China Customs data show that exports of hot-rolled flat steel (HS 7208) from China to the UAE averaged approximately 250,000 tons per month during January-March 2025, before increasing further to nearly 293,000 tons in April, the highest monthly level recorded during the year.

As downstream demand from the UAE’s construction and manufacturing sectors softened, prices gradually came under pressure. By mid-2025, Chinese origin HRC prices declined to their annual low, averaging around USD 488 per ton CFR Jebel Ali in June, marking a steady erosion from early-year levels.

Import volumes adjusted with a clear lag. While prices weakened from March onward, arrivals only began to decline meaningfully from May, falling to around 198,000 tons in May, 164,000 tons in June, and bottoming out at approximately 133,000 tons in July. This divergence highlights the impact of booking-to-arrival delays, with material arriving during the first half of the year largely reflecting purchases made when prices were still higher.

A temporary recovery emerged in late Q3. Chinese origin HRC prices rebounded to an average of around USD 524 per ton CFR Jebel Ali in August. This coincided with a renewed rise in arrivals, as August imports surged to about 254,000 tons, likely reflecting bookings made during the mid-year price trough. However, the rebound lacked structural support, and buying interest remained cautious as demand fundamentals failed to improve materially.
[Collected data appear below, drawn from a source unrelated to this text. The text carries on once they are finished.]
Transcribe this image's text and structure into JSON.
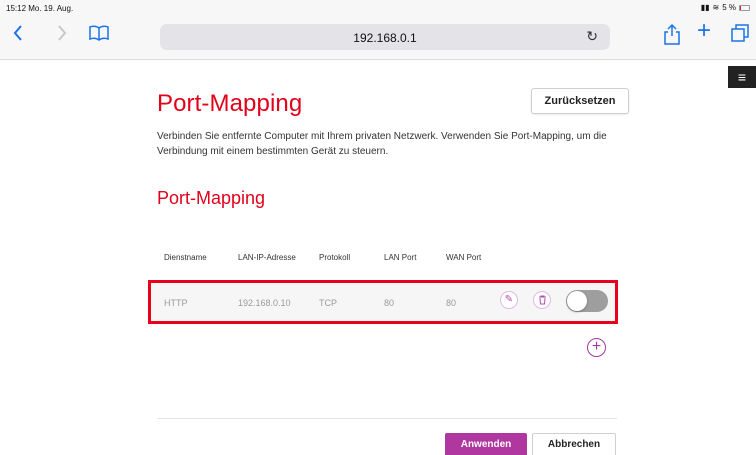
{
  "status_bar": {
    "time_date": "15:12  Mo. 19. Aug.",
    "battery": "5 %"
  },
  "browser": {
    "url": "192.168.0.1",
    "icons": {
      "back": "chevron-left-icon",
      "forward": "chevron-right-icon",
      "bookmarks": "book-icon",
      "reload": "reload-icon",
      "share": "share-icon",
      "new_tab": "plus-icon",
      "tabs": "tabs-icon"
    },
    "accent_color": "#1a73e8"
  },
  "page": {
    "title": "Port-Mapping",
    "reset_label": "Zurücksetzen",
    "description": "Verbinden Sie entfernte Computer mit Ihrem privaten Netzwerk. Verwenden Sie Port-Mapping, um die Verbindung mit einem bestimmten Gerät zu steuern.",
    "section_title": "Port-Mapping",
    "brand_color": "#e2001a"
  },
  "table": {
    "columns": [
      "Dienstname",
      "LAN-IP-Adresse",
      "Protokoll",
      "LAN Port",
      "WAN Port"
    ],
    "rows": [
      {
        "service": "HTTP",
        "lan_ip": "192.168.0.10",
        "protocol": "TCP",
        "lan_port": "80",
        "wan_port": "80",
        "enabled": false
      }
    ]
  },
  "actions": {
    "apply_label": "Anwenden",
    "cancel_label": "Abbrechen",
    "apply_color": "#b0379f"
  }
}
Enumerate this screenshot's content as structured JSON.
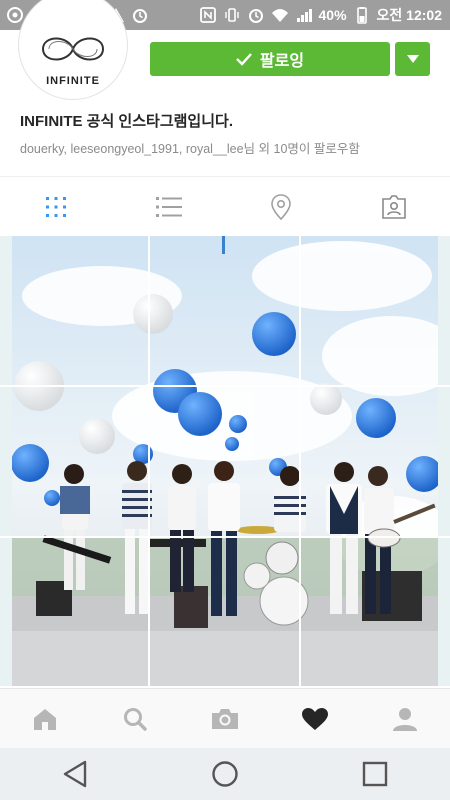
{
  "status_bar": {
    "battery_text": "40%",
    "time": "오전 12:02",
    "app_badge": "piki"
  },
  "profile": {
    "avatar_logo_text": "INFINITE",
    "follow_button_label": "팔로잉",
    "bio_name": "INFINITE 공식 인스타그램입니다.",
    "followed_by": "douerky, leeseongyeol_1991, royal__lee님 외 10명이 팔로우함"
  },
  "tabs": [
    {
      "name": "grid",
      "active": true
    },
    {
      "name": "list",
      "active": false
    },
    {
      "name": "location",
      "active": false
    },
    {
      "name": "tagged",
      "active": false
    }
  ],
  "bottom_nav": [
    "home",
    "search",
    "camera",
    "activity",
    "profile"
  ],
  "colors": {
    "follow_green": "#5cb935",
    "active_tab_blue": "#3897f0",
    "status_bar": "#9e9e9e",
    "balloon_blue": "#2a7fd8"
  }
}
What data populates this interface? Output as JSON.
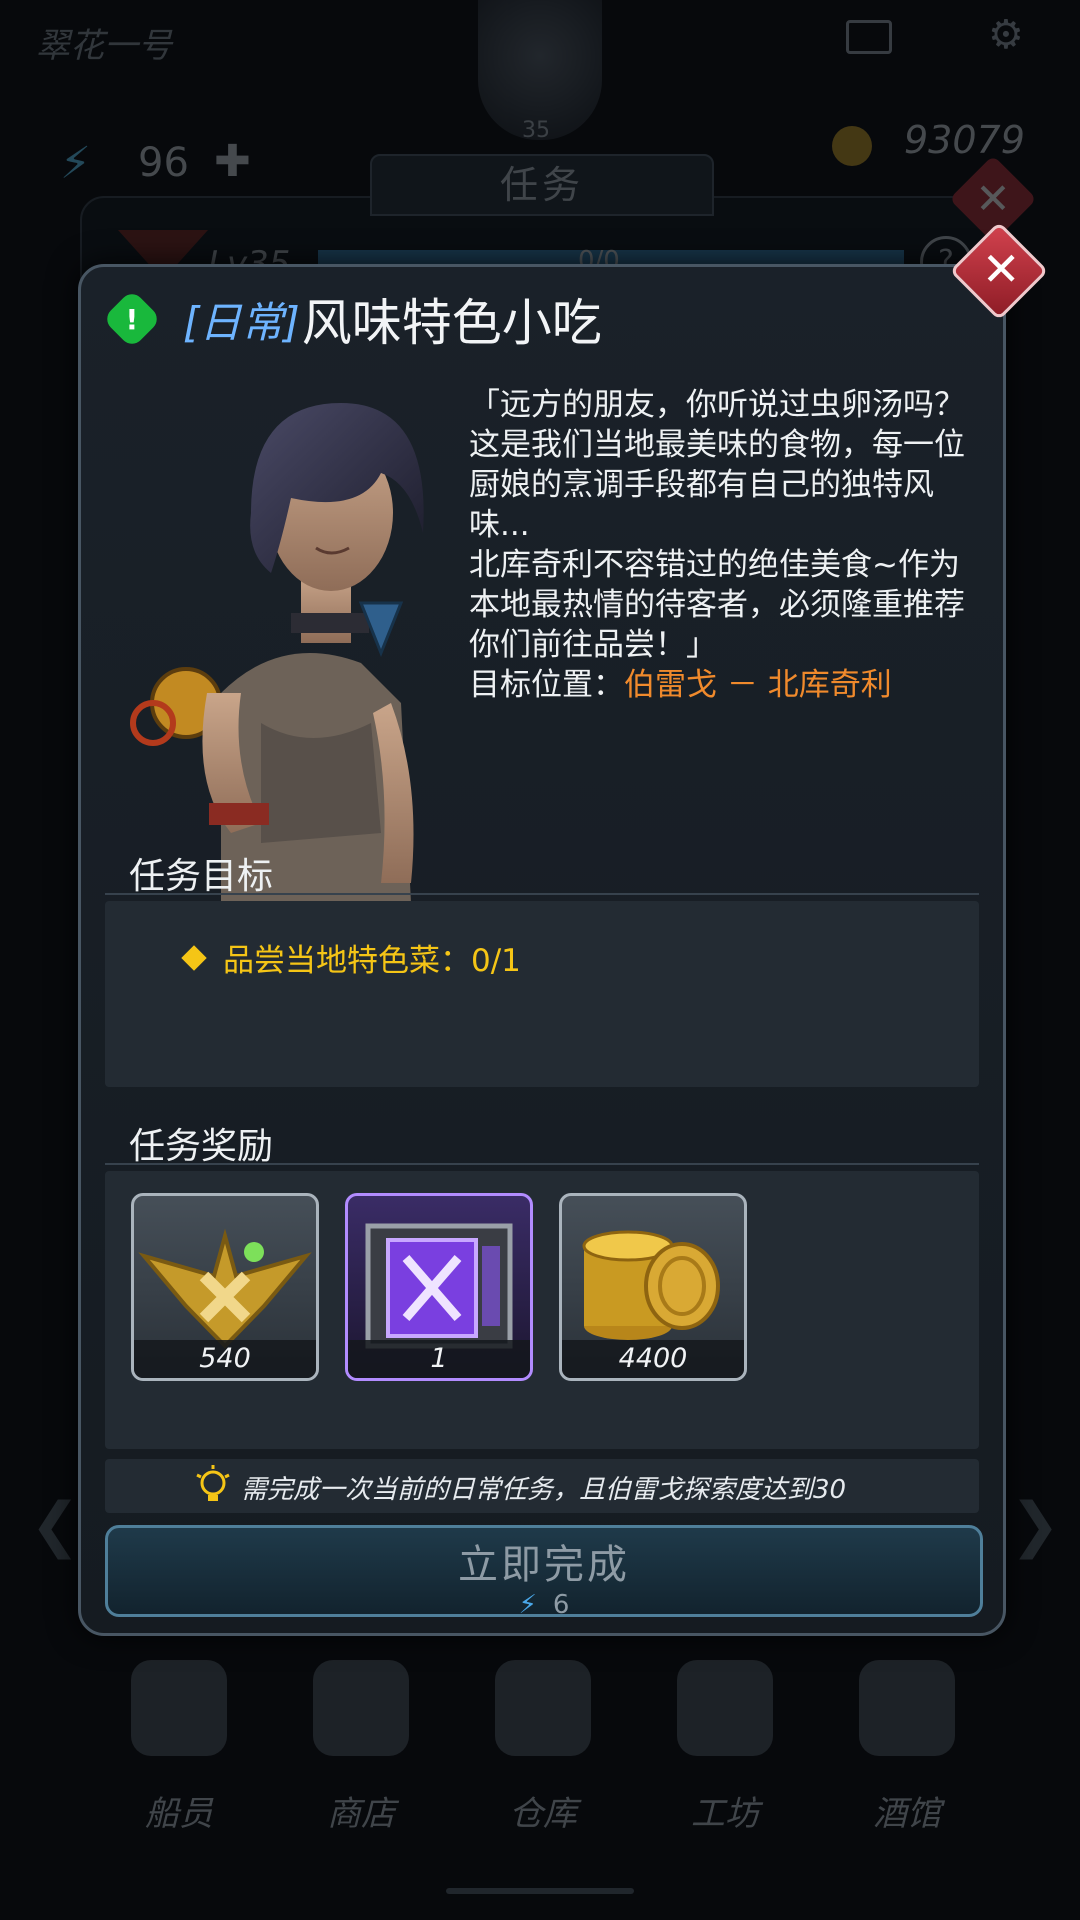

The final quarter of 2025 was characterized by volatile import flows and range-bound pricing. Imports dropped sharply in October to roughly 124,000 tons, before rebounding to just over 200,000 tons in November, reflecting uneven booking behavior rather than a sustained recovery in demand. By year-end, Chinese origin HRC prices stabilized just below USD 500 per ton CFR Jebel Ali, with buyers largely operating on a need-to-buy basis and sellers defending price floors amid limited upside catalysts.